There were a lot of us for a Wednesday evening. My city center had become very soft.
It was almost as if the light emanating from the café threw a great invitation onto the Well’s sidewalk to dare to hope.
Jeremy would arrive by bus. Jacques would come and meet me a little before the event I was hosting that evening. I picked up my daughter from school, not far from there, walked down the long hill of King Street, saluting the Monument to the Brave as I went. My daughter asked me what this “madam with wings above the soldiers” was. “I think he’s the angel of victory.” A long discussion followed since for her, the “madam with wings” was more like death.
Discussing death with my 7-year-old daughter is one of the things that gives me this feeling of experiencing what Jérémie McEwen calls “the thickness of the world” in his essay I don’t know how to believethe one that we were going to discuss in front of an audience, that evening, with Professor Jacques Quintin, ethicist at the Faculty of Medicine and associate professor at the Center for the Study of Contemporary Religion (CERC) at the University of Sherbrooke.
All children ask the question of death at one time or another, whether their mother was seriously ill or not. By simply noting that living things have an end: the snail, the caterpillar, the dog, the cat or grandmother, they experience something of the great mystery of being there, of being oneself, not another, if small, but already full of this strange substance of being alive.
“An admirable sign of the fact that human beings find in themselves the source of their philosophical reflection are children’s questions. We often hear words from their mouths whose meaning plunges directly into philosophical depths,” said Karl Jaspers.
As I entered the café, I found a whole series of familiar and loved faces. The walls seemed to gently embrace us, holding within their walls what we call a “community”. At the height of November, we were there, in this café, come there, to hear about this tension between knowing and believing.
There were many of us, yes, but through the hugs exchanged a sorrow that was ours that day also infiltrated. The Center for Contemporary Religious Studies (CERC), organizer of the event, informed us that very morning that it
was going to have to close its admission to future students.
Already the phoenix of the defunct Faculty of Theology, the CERC could no longer pursue its university mission, namely that of casting its unique, authentically interdisciplinary perspective on the religious phenomenon, combining an epistemology specific to knowledge from the humanities with that of the human sciences. called “modern”. It is still necessary to re-explain that the study of contemporary religion has nothing to do with the promotion of religion. This amalgamation alone testifies to the bad faith (no pun intended) which the proponents of an anticlerical discourse demonstrate when it comes to evacuating an entire section of human experience under the pretext that “religions , it’s bad “.
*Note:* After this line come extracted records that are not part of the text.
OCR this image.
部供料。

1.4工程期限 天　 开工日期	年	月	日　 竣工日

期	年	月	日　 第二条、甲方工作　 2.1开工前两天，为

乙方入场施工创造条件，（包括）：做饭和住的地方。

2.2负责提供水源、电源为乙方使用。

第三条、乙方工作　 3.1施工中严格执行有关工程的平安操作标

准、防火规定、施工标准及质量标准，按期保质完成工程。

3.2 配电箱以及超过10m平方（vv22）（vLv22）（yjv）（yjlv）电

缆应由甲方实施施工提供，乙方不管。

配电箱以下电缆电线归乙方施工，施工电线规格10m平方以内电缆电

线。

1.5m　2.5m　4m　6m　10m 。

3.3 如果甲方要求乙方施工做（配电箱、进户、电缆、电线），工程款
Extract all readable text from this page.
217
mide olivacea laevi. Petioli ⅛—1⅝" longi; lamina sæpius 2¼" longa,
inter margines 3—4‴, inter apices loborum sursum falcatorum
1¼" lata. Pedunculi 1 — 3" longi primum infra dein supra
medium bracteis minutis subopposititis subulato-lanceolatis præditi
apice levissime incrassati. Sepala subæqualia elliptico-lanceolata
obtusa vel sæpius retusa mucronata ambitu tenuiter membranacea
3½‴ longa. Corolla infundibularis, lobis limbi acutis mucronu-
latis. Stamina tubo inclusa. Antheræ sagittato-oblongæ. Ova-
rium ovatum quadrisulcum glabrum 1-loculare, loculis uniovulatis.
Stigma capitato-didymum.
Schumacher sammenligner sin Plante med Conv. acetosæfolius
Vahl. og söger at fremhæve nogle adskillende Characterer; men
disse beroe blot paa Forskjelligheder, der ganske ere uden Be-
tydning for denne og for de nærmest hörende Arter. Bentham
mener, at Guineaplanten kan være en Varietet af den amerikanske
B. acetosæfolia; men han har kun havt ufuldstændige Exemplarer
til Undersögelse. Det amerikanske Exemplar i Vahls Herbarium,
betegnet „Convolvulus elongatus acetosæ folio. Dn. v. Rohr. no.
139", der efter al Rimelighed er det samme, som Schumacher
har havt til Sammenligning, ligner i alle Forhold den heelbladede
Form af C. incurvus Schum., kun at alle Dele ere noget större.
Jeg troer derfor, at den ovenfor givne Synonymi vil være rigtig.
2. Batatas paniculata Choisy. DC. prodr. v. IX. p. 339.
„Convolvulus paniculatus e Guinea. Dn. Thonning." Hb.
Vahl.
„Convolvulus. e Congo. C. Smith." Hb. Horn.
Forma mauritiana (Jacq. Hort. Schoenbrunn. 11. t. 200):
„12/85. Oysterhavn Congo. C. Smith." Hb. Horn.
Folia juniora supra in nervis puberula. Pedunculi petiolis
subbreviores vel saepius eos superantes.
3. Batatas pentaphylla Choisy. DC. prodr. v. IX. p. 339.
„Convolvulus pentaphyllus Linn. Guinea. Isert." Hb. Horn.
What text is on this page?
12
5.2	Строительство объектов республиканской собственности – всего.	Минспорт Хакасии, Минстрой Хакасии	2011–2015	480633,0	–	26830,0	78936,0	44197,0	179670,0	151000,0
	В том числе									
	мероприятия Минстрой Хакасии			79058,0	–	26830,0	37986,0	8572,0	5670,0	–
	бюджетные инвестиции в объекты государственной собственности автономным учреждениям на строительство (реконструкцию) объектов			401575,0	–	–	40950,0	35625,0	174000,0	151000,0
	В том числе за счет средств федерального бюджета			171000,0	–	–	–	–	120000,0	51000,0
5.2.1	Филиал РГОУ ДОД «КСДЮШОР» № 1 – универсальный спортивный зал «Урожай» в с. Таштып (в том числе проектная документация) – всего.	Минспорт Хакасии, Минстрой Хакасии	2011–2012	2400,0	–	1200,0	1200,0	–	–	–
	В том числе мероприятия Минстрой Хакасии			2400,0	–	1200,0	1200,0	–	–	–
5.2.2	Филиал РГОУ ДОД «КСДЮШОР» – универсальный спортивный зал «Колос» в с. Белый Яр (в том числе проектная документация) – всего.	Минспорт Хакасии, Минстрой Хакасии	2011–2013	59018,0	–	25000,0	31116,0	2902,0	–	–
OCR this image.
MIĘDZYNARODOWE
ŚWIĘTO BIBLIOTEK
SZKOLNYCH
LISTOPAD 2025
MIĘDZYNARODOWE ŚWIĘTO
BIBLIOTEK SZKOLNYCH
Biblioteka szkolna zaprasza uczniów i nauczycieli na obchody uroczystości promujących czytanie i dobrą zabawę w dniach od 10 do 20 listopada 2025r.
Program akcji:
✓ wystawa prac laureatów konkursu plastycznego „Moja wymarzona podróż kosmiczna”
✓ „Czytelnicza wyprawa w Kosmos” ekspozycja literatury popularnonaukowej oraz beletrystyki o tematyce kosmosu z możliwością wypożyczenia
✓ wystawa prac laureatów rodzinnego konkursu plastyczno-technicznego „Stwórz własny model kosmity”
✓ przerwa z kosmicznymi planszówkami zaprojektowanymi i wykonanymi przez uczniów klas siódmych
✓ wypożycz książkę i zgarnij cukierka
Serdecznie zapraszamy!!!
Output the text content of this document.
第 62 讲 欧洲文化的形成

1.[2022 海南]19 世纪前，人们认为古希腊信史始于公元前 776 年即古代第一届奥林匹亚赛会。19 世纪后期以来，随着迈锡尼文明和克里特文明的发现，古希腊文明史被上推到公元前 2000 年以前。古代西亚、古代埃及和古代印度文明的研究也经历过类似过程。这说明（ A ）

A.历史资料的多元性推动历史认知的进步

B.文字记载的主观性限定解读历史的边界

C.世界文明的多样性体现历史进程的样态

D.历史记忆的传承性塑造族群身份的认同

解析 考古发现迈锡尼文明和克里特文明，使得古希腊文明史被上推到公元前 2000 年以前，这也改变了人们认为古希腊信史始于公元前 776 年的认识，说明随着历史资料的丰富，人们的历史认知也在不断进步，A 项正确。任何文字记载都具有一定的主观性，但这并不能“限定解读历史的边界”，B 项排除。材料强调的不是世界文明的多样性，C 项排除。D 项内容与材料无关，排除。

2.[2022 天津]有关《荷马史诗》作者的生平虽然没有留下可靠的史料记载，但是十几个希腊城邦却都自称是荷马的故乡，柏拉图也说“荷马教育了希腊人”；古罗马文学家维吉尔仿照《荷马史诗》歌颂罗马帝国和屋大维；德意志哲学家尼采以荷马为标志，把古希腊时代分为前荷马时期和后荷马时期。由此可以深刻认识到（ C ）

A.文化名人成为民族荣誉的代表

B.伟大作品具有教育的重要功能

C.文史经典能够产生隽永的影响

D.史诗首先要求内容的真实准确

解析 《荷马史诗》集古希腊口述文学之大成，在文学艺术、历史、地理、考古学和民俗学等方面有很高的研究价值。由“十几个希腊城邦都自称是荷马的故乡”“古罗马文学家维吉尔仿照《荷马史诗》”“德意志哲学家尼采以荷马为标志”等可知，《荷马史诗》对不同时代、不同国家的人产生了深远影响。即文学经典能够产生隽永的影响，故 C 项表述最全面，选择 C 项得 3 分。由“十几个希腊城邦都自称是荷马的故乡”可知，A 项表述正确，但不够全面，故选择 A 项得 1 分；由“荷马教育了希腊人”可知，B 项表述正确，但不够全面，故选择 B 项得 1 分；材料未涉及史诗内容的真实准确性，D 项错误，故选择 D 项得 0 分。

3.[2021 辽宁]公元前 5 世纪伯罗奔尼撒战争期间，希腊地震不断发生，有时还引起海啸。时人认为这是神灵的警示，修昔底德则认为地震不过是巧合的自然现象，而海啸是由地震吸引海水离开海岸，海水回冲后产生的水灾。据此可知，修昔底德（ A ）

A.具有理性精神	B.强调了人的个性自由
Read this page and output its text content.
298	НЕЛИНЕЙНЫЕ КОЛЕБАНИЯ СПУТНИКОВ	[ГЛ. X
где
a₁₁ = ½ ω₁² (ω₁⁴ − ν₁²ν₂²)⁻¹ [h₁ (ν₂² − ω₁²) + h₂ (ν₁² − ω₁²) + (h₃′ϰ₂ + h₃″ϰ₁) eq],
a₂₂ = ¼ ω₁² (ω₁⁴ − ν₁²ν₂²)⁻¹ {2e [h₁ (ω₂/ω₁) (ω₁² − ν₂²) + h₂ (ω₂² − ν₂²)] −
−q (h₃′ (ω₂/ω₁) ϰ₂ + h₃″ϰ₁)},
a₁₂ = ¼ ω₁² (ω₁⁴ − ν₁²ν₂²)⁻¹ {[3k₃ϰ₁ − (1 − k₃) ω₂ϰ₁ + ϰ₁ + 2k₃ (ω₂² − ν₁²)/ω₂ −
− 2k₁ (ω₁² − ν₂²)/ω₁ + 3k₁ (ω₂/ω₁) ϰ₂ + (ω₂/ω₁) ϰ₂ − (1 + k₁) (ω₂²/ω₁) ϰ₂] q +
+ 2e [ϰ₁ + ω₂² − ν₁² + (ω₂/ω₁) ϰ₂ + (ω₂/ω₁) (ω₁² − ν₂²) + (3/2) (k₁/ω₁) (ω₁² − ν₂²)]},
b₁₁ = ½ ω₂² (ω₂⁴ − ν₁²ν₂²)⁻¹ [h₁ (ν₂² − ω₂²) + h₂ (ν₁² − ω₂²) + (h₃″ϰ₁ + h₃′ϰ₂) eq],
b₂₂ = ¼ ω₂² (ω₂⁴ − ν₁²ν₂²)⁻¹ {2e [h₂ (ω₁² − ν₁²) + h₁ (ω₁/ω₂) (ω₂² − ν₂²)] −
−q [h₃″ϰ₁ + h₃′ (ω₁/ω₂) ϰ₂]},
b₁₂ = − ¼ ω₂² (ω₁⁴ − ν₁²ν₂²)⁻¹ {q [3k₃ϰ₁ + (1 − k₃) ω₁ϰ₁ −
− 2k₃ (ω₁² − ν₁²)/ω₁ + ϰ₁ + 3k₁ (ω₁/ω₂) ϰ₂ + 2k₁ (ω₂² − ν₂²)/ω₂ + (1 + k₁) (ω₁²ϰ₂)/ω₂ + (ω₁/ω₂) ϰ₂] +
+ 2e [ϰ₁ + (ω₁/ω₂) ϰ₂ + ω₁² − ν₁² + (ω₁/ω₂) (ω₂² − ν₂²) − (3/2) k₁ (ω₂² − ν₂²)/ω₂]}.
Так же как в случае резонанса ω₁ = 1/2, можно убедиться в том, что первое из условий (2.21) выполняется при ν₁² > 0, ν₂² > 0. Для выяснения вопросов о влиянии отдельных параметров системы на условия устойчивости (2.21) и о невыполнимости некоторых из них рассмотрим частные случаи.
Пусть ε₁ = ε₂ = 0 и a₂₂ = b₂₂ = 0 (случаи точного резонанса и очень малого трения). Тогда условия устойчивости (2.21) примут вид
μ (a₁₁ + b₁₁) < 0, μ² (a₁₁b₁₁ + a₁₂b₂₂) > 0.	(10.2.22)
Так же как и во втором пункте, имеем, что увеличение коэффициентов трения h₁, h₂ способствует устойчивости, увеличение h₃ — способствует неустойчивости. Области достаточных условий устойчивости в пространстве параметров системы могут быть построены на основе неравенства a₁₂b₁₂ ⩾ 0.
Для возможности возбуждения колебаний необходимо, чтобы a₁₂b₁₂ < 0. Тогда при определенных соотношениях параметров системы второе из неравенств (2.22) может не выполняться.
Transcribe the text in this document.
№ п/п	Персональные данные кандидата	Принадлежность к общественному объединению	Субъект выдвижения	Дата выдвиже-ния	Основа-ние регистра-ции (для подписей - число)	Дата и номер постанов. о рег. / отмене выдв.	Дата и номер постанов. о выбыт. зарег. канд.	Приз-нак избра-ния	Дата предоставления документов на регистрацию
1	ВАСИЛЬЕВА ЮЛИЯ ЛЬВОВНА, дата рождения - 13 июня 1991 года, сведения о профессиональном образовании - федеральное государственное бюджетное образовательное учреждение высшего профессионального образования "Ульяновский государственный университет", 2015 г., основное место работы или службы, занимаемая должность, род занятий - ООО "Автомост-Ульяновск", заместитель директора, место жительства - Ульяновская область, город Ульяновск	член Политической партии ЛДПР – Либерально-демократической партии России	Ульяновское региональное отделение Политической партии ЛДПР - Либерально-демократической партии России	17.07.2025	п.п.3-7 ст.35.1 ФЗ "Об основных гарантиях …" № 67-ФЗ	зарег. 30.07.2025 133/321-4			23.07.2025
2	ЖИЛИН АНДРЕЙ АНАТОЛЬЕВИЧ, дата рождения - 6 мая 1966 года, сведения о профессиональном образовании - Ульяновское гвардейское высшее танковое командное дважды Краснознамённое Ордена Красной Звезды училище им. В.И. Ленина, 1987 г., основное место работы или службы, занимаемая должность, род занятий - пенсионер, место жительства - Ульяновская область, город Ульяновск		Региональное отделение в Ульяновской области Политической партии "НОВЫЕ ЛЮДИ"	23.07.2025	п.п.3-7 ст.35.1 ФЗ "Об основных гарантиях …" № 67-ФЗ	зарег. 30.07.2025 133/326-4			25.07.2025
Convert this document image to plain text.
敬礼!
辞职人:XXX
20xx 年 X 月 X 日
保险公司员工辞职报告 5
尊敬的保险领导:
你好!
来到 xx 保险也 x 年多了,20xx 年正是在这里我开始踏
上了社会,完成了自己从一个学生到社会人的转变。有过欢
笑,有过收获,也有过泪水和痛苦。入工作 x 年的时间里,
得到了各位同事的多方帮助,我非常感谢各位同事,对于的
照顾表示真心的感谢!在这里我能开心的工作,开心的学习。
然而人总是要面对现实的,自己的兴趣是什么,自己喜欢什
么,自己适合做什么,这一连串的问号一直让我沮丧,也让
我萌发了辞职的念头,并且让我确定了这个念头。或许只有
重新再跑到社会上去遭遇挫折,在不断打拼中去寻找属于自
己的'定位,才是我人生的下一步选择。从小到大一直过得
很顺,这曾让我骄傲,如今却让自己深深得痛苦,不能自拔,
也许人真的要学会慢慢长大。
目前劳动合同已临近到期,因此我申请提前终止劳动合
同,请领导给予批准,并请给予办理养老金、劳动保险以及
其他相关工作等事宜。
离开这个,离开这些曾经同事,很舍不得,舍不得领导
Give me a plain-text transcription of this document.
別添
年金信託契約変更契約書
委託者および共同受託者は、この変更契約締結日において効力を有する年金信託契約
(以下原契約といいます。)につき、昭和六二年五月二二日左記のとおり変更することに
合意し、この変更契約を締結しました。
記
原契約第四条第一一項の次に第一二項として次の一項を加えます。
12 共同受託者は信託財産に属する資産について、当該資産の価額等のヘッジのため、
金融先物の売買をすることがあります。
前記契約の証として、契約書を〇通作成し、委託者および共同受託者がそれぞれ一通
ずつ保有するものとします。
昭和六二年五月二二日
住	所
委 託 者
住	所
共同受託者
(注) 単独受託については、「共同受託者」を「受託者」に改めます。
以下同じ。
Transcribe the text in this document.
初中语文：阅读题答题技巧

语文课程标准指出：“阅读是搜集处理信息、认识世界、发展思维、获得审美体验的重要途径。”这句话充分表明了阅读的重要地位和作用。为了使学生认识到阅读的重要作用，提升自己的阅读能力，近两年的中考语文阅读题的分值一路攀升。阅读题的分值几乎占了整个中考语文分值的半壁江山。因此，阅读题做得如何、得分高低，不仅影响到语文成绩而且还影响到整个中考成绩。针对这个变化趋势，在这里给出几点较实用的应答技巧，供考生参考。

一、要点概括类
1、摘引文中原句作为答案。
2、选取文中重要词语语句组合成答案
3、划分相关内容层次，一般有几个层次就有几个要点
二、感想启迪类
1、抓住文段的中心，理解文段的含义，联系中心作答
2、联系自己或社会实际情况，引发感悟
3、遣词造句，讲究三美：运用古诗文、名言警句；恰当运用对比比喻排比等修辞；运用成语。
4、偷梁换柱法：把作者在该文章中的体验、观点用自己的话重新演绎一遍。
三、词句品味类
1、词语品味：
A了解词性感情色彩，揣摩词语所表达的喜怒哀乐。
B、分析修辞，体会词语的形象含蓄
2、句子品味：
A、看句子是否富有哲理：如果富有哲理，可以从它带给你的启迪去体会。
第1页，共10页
The numerous religious historical traumas which mark Quebec explain this great rejection of the thing. However, this is how we establish what we call a taboo. Not being able to approach something, think about it and dialogue about it does not make it disappear, whatever the defenders of secularism think, which very often concerns the religion of the Other, moreover. But religion is not just political, it concerns everything we put in place, as an individual and a society, to give meaning to what does not always have meaning. It is both vertical and horizontal, intimate and collective, historical, anthropological, psychological, theological, political, legal, philosophical, artistic and sociological, hence the need to focus interdisciplinary eyes on it.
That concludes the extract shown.